The transformation of natural landscapes into farmland and cities is favoring animals such as bats, the possible source of the novel coronavirus, to carry more diseases. This is the main finding of a new study found which looked at how ecosystems change as people expand on them.
A group of researchers, led by the Center for Biodiversity at the University of London, looked at data from 6,801 ecological communities from six continents. They found that animals known to carry pathogens that can infect humans were more common in landscapes intensively used by people.
The evidence was obtained from a dataset of 184 studies, which incorporate almost 7,000 species, 376 of which carry human-shared pathogens. The findings show that we have to alter the way we use the land across the world so as to reduce the risk of infectious diseases in the future, the researchers argued.
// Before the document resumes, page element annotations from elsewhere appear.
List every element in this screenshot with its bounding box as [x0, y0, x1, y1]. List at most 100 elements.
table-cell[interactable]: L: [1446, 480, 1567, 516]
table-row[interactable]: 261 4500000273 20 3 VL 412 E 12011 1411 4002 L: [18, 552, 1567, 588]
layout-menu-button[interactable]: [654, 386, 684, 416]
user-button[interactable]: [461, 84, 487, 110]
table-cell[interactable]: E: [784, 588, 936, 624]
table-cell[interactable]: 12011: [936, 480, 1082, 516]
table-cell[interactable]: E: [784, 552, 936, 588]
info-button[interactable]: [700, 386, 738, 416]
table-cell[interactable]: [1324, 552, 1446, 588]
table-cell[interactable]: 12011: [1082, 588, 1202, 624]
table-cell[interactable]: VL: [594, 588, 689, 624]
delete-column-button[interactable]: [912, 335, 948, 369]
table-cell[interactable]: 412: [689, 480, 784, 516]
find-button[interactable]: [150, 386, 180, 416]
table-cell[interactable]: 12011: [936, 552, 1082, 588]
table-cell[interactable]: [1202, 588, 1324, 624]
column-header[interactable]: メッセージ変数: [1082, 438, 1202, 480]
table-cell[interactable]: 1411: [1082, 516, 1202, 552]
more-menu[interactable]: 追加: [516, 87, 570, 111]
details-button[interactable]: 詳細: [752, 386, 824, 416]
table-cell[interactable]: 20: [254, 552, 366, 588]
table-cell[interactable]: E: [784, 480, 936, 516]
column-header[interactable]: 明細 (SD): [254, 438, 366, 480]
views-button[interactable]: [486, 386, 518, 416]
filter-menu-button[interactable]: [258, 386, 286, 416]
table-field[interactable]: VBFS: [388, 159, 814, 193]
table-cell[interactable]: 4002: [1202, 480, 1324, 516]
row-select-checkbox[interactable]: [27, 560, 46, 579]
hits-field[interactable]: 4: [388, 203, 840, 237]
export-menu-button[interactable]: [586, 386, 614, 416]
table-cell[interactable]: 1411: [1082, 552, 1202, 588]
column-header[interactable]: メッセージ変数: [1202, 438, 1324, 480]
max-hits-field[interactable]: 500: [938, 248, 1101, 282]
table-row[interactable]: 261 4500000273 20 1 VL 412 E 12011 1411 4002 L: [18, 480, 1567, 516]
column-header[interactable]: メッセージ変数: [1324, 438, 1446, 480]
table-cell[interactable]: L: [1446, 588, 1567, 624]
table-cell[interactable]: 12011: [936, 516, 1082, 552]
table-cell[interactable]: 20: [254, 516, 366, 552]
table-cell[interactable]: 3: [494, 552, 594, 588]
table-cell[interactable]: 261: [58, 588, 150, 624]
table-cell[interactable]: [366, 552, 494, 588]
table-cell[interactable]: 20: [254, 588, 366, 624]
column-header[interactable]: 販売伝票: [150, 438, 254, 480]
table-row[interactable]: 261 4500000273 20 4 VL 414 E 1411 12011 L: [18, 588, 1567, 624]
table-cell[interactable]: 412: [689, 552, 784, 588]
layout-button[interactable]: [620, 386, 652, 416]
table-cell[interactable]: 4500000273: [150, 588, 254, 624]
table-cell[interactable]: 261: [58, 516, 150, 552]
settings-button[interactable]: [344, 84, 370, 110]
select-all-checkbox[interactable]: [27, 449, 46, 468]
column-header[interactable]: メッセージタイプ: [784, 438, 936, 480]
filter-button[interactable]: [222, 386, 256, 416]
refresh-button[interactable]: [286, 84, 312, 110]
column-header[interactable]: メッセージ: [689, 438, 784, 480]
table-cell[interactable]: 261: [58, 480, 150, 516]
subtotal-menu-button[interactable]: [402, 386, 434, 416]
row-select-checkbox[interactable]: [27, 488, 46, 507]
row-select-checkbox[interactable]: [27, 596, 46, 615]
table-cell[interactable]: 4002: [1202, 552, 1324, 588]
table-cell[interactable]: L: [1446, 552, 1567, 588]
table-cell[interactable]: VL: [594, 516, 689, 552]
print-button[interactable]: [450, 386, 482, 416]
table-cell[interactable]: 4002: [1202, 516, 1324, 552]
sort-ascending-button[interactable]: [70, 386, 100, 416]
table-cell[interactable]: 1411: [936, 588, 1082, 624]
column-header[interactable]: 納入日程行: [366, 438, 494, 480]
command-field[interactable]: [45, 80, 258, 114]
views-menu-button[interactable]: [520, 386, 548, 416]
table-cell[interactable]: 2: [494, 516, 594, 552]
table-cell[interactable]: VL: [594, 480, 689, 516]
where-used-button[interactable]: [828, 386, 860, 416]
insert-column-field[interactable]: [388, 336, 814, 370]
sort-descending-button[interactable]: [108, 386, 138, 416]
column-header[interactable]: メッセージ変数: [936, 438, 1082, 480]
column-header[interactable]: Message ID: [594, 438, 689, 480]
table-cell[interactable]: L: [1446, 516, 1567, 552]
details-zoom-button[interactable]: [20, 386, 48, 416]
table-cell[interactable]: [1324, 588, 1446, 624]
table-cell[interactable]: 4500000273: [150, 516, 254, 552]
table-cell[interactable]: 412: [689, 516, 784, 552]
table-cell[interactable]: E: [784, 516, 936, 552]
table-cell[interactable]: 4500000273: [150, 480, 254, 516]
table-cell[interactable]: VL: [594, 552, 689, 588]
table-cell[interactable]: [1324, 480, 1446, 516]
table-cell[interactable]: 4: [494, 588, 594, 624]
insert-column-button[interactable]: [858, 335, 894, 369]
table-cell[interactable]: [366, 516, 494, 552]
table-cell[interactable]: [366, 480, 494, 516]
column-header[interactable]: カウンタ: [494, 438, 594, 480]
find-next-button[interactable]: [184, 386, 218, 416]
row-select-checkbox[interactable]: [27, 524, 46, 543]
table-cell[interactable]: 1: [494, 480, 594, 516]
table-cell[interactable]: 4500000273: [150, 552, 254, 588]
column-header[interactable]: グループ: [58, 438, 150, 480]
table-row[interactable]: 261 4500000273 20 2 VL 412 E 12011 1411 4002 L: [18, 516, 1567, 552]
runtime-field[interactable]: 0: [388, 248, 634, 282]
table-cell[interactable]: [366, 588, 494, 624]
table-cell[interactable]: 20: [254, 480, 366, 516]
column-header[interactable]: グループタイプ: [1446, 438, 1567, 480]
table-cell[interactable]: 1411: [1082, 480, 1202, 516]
Many factors are involved in a disease spillover, which is when a pathogen moves from an animal into humans, causing disease outbreaks, which can later become a pandemic. Close contact with wild animals through trade or habitat loss, for example, increases the risk of new diseases.
Bats have been mentioned as the possible origin of the novel coronavirus, with other animals also playing a role in the spillover to humans. Wild animals that face possible extinction due to human exploitation were found to carry over twice as many viruses that can lead to human disease.
“The way humans change landscapes across the world, from natural forest to farmland, for example, has consistent impacts on many wild animal species, causing some to decline while some others persist or increase,” said lead-author Rory Gibb in a press release. “Animals that remain in more human-dominated environments are those that are more likely to carry infectious diseases.”
The study found that species that host zoonotic pathogens, those which can move from animals to humans, accounted for a higher proportion of the animal species found in environments that have been altered by humans, compared with more wild habitats.
The same finding was replicated in animals that usually carry more pathogens of any kind, whether they affect humans or not. This shows, according to the researchers, that similar factors could be influencing whether a species can tolerate humans and how likely it is to carry zoonotic diseases.
“Other studies have found that outbreaks of emerging zoonotic infectious diseases appear to be increasingly common — our findings may help to explain that pattern, by clarifying the underlying ecological change processes that are interacting to drive infection risks,” said co-lead author Dr. David Redding in a press release.
The study was published in the journal Nature.